How far the government acts to fill this gap depends on its priorities and values, and how much it is willing to invest. Of course, government could pay for all social care costs if it wanted to (costing upwards of £8bn in 2023/24) – making the funding of social care more like the NHS.

But, if it won’t, a Dilnot-style cap would target additional state spending on individuals with the greatest and most expensive social care needs over their lifetime. This would reduce financial uncertainty and help people plan for the future.

These arguments are nothing new. Dilnot’s proposals for a cap on care costs were accepted by government in 2013 and put into legislation in 2014, with cross-party support.

But implementation was delayed in July 2015 by the incoming Conservative government, backed by local government arguments that money earmarked for the cap should instead be put into the social care system to close the core services funding gap.

Since then, reform has been postponed indefinitely while the underfunding of core services has continued.

Do concerns about affordability and fairness stack up?

This brings us back to today and the Treasury’s two reported concerns about a Dilnot-style model: affordability and fairness. Neither concern stands up to detailed scrutiny.

First: affordability. There’s no doubt that improving social care requires investment. The current system is a threadbare safety-net with roots in the Poor Law, providing financial assistance to those who can’t pay for their own care, but largely leaving everyone else to fend for themselves.

Many people go without the care they need and the burden on unpaid carers, mostly women, is high. Any move away from a system that focuses limited state spending only on the poorest and relies heavily on the unpaid care of friends and families is bound to cost the government more. That’s sort of the point. A key objective of reform should be to shift costs from unlucky individuals to the state.

Dilnot’s proposals were designed with affordability in mind. The commission made its recommendations as austerity was being ushered in, fully aware that there wouldn’t be an appetite for massive new public spending.

It thought hard about how to target any increases in public spending as effectively as possible, focusing additional government spending on ensuring those with the greatest needs and highest costs would be protected (alongside a more generous means-tested system—lifting the asset threshold from £23,250 to £100,000).

The cost of introducing a Dilnot-style cap – with lifetime costs capped at £46,000 before the state pays – would be around £3.1bn a year by 2023/24. That sounds a lot, but let’s put it in context.

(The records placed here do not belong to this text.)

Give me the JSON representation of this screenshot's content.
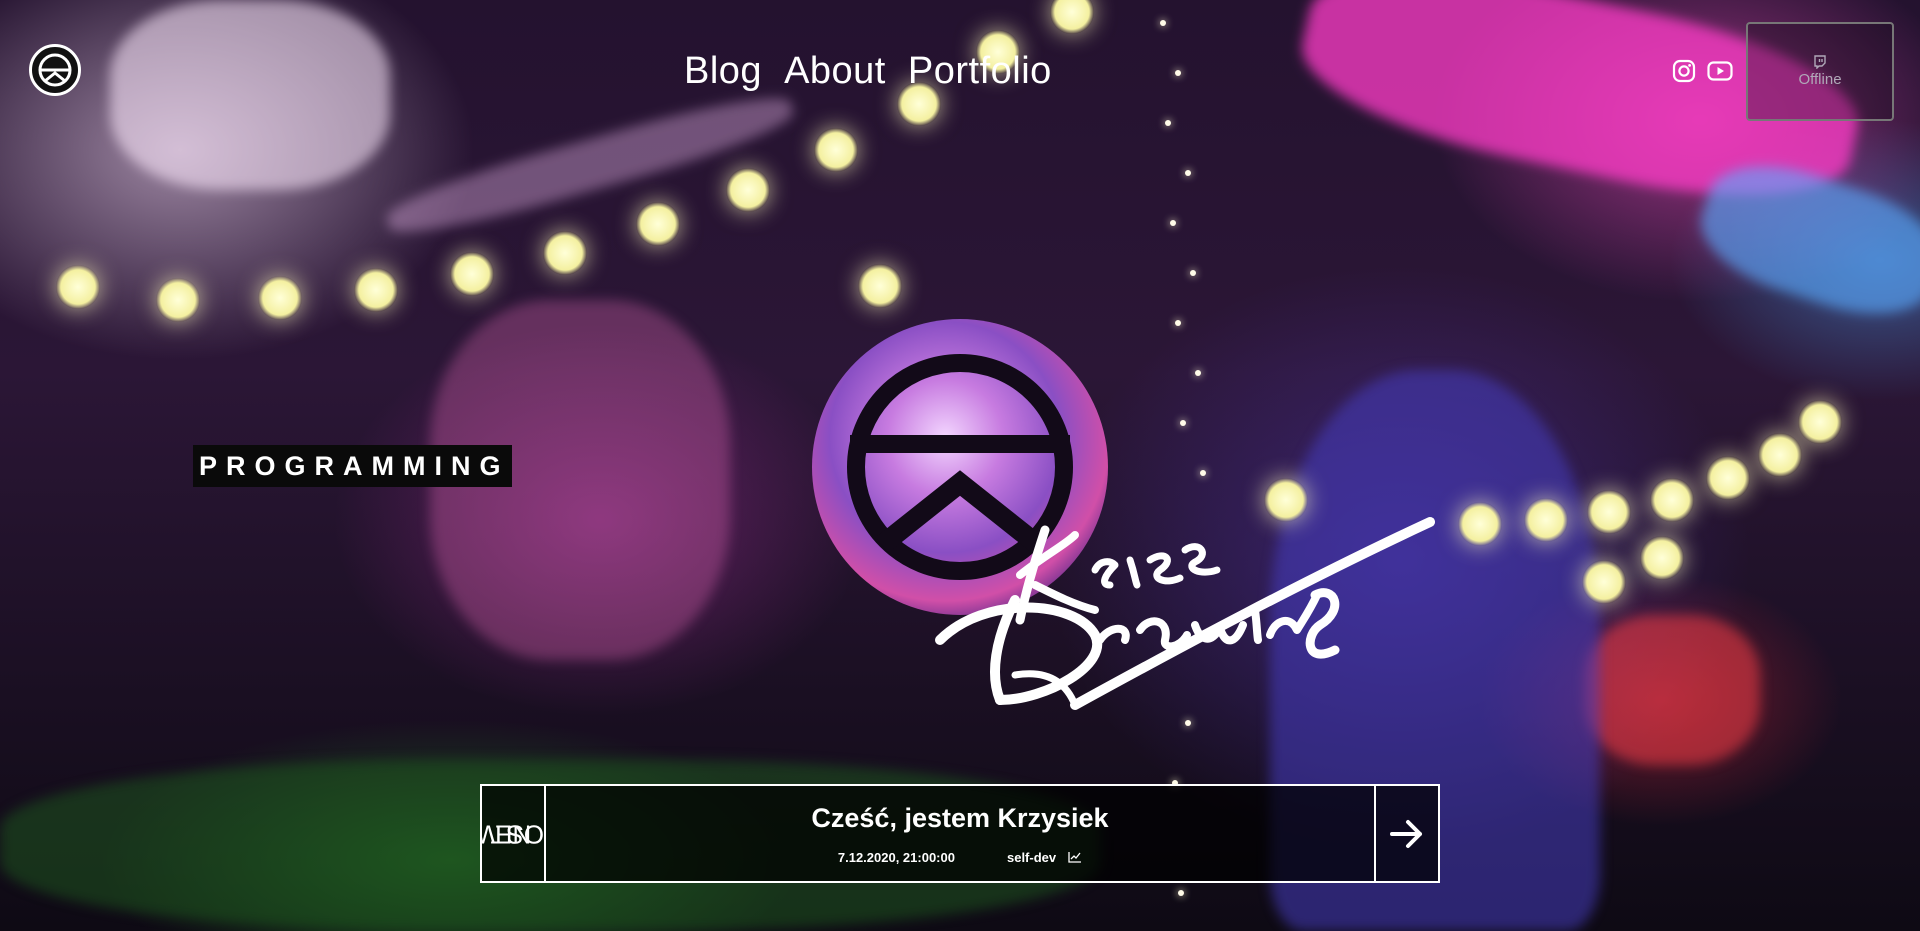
{
  "header": {
    "logo_icon": "kriss-logo-icon",
    "nav": [
      {
        "label": "Blog"
      },
      {
        "label": "About"
      },
      {
        "label": "Portfolio"
      }
    ],
    "social": [
      {
        "icon": "instagram-icon"
      },
      {
        "icon": "youtube-icon"
      }
    ],
    "twitch": {
      "icon": "twitch-icon",
      "status": "Offline"
    }
  },
  "hero": {
    "category": "PROGRAMMING",
    "logo_icon": "kriss-drawing-emblem",
    "signature": "Kriss Drawing"
  },
  "new_post": {
    "label_line1": "NEW",
    "label_line2": "POST",
    "title": "Cześć, jestem Krzysiek",
    "date": "7.12.2020, 21:00:00",
    "tag": "self-dev",
    "tag_icon": "chart-icon",
    "arrow_icon": "arrow-right-icon"
  },
  "colors": {
    "accent": "#ffffff",
    "bar_background": "#000000",
    "offline_text": "#b0a8b8"
  }
}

This level of spending is equivalent to around:

  • £2 per household per week – about the same amount as households spend on insuring their home contents
  • a week’s NHS funding, or 2% of the annual NHS budget
  • 0.2% of GDP, or the national income produced in 14 hours.

In addition to the cap, investment is needed to improve access to social care services, pay care workers decent wages and support providers to deliver high-quality care.

This requires wider reform and would cost the more considerable sum of £8.6bn in 2023/24 – bringing the total to around £12bn. But even this sum would still represent about a month’s NHS funding or 0.6% of GDP. At £8.30 per household per week, this would be £3 a week less than average spending on car insurance.